I've created a number of JS scripts similar to below which generate a .tsv download of the webscraped data (this particular example assumes you're on the URL of a repo's Contributors page on Gitlab). Everything outputs fine when I open the .tsv in Microsoft Excel, except that the string 'undefined' appears prepended to every value after the header row in the first column only
How do I edit the script to omit undefined from appearing?
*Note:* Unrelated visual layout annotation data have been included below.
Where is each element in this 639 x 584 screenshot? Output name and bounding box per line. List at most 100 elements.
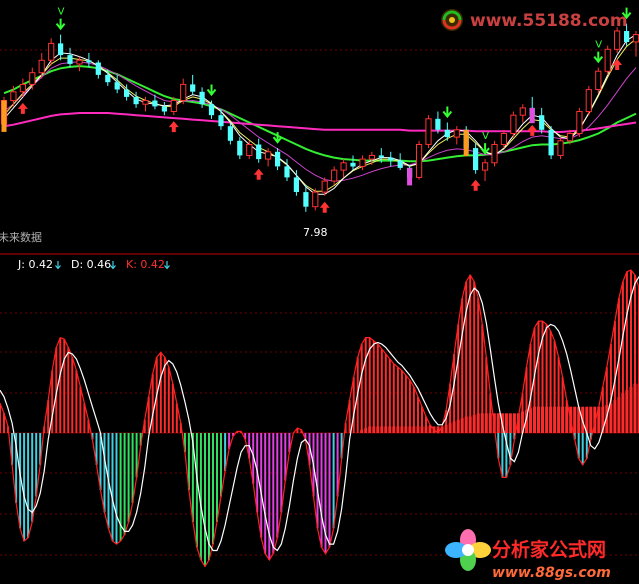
v-signal-label: V [482, 131, 489, 142]
candle-body [378, 155, 384, 158]
buy-arrow-icon [319, 201, 330, 213]
candle-body [218, 115, 224, 127]
kdj-d-label: D: 0.46 [71, 258, 111, 271]
candle-body [510, 114, 517, 134]
candle-body [38, 59, 45, 74]
candle-body [350, 162, 356, 167]
candle-body [539, 115, 545, 130]
chart-canvas: V V V 未来数据 7.98 J: 0.42 D: 0.46 K: 0.42 ww… [0, 7, 639, 581]
sell-arrow-icon [593, 51, 604, 64]
candle-body [500, 133, 507, 145]
site-logo-top: www.55188.com [441, 9, 628, 31]
chart-stage: V V V 未来数据 7.98 J: 0.42 D: 0.46 K: 0.42 ww… [0, 0, 639, 584]
candle-body [227, 126, 233, 141]
sell-arrow-icon [206, 84, 217, 97]
candle-body [86, 60, 92, 63]
candle-body [321, 180, 328, 193]
k-down-arrow-icon [164, 261, 170, 270]
highlight-bar [407, 167, 413, 186]
candle-body [368, 154, 375, 160]
d-down-arrow-icon [110, 261, 116, 270]
candle-body [105, 74, 111, 83]
candle-body [548, 129, 554, 156]
candle-body [48, 42, 55, 61]
candle-body [246, 144, 253, 156]
candle-body [416, 144, 423, 178]
highlight-bar [1, 100, 7, 132]
candle-body [10, 91, 17, 102]
candle-body [453, 129, 460, 138]
buy-arrow-icon [527, 124, 538, 136]
buy-arrow-icon [168, 121, 179, 133]
low-price-label: 7.98 [303, 226, 328, 239]
kdj-j-label: J: 0.42 [17, 258, 53, 271]
candle-body [595, 70, 602, 90]
candle-body [208, 104, 215, 116]
candle-body [29, 72, 36, 85]
candle-body [473, 148, 479, 171]
buy-arrow-icon [612, 58, 623, 70]
candle-body [303, 192, 309, 207]
candle-body [491, 144, 498, 164]
candle-body [152, 100, 158, 107]
candle-body [624, 31, 630, 42]
candle-body [124, 89, 130, 97]
candle-body [142, 100, 149, 105]
watermark-bottom-url: www.88gs.com [492, 565, 611, 581]
watermark-bottom-cn: 分析家公式网 [492, 538, 606, 561]
candle-body [482, 162, 489, 171]
candle-body [76, 59, 83, 65]
candle-body [284, 166, 290, 178]
future-data-label: 未来数据 [0, 230, 42, 244]
candle-body [293, 177, 299, 192]
candle-body [585, 89, 592, 113]
candle-body [190, 84, 196, 92]
candle-body [256, 144, 262, 160]
candle-body [425, 118, 432, 145]
j-down-arrow-icon [55, 261, 61, 270]
candle-body [275, 151, 281, 167]
candle-body [95, 62, 101, 75]
candle-body [67, 55, 73, 64]
highlight-bar [463, 129, 469, 157]
buy-arrow-icon [470, 179, 481, 191]
candle-body [397, 160, 403, 168]
candle-body [331, 169, 338, 182]
candle-body [632, 34, 639, 43]
candle-body [614, 30, 621, 50]
price-panel[interactable]: V V V [0, 7, 639, 213]
watermark-top-text: www.55188.com [470, 11, 628, 31]
candle-body [576, 111, 583, 134]
flower-logo-icon [445, 529, 491, 571]
candle-body [435, 118, 441, 130]
buy-arrow-icon [253, 168, 264, 180]
kdj-k-label: K: 0.42 [126, 258, 165, 271]
candle-body [199, 91, 205, 105]
v-signal-label: V [58, 7, 65, 18]
candle-body [519, 107, 526, 116]
candle-body [133, 96, 139, 105]
candle-body [170, 100, 177, 112]
candle-body [444, 129, 450, 138]
sell-arrow-icon [480, 143, 490, 155]
v-signal-label: V [595, 40, 602, 51]
buy-arrow-icon [17, 102, 28, 114]
candle-body [604, 48, 611, 72]
kdj-panel[interactable] [0, 269, 639, 568]
candle-body [58, 43, 64, 56]
candle-body [557, 140, 564, 156]
sell-arrow-icon [55, 18, 66, 31]
swirl-logo-core [449, 17, 455, 23]
candle-body [180, 83, 187, 102]
candle-body [114, 82, 120, 90]
candle-body [388, 157, 394, 161]
candle-body [161, 106, 167, 112]
sell-arrow-icon [442, 106, 453, 119]
candle-body [19, 83, 26, 93]
candle-body [265, 151, 272, 160]
candle-body [359, 158, 366, 167]
candle-body [340, 162, 347, 171]
candle-body [237, 140, 243, 156]
site-logo-bottom: 分析家公式网 www.88gs.com [445, 529, 611, 581]
candle-body [312, 191, 319, 208]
Even if it's a simple fix, it will allow me to clean up a bunch of scripts' similar output scraping other websites.
javascript:(function(){
var arr = new Array, i, commitsemail, commitsnum, email, fullname, matchnum;
var regexnum = /.+?(?=commits)/g; var regexemail = /(?<=\().*(?=\))/g;
var glab = document.querySelectorAll('div.col-lg-6.col-12.gl-my-5');
var strings='Full name'+'\t'+'Email'+'\t'+'# of commits'+'\r\n';
var endurl = document.URL.split(/[/]+/).pop(); if (endurl != 'master') {
alert('You are not on the contributors page of a Gitlab repo. Press Esc key, go to URL ending with /master and re-run this bookmarklet'); } else {
for (i = 0; i<glab.length; i++) {
fullname = glab[i].getElementsByTagName('h4')[0].textContent;
commitsemail = glab[i].getElementsByTagName('p')[0].textContent;
commitsnum = [...commitsemail.match(regexnum)];
email = [...commitsemail.match(regexemail)];
arr[i] += fullname + '\t' + email + '\t' + commitsnum;
strings += arr[i]+'\r\n'; }
var pom = document.createElement('a');
var csvContent = strings; var blob = new Blob([csvContent],{type: 'text/tsv;charset=utf-8;'});
var url = URL.createObjectURL(blob); pom.href = url; pom.setAttribute('download','gitlab-contributors.tsv'); pom.click(); }
})();
It's because of the +=
on the line with arr[i] += fullname + '\t' + email + '\t' + commitsnum;
. Change that to an =
instead.
Before the assignment, arr[i]
is undefined. Maybe you mixed up the syntax for assigning an array entry by index, with appending to an array (arr.push(...)
), thinking +=
would push, but it doesn't. It appends the new value to the current value. And since that line is the first time arr[i]
is assigned anything, the current value is undefined.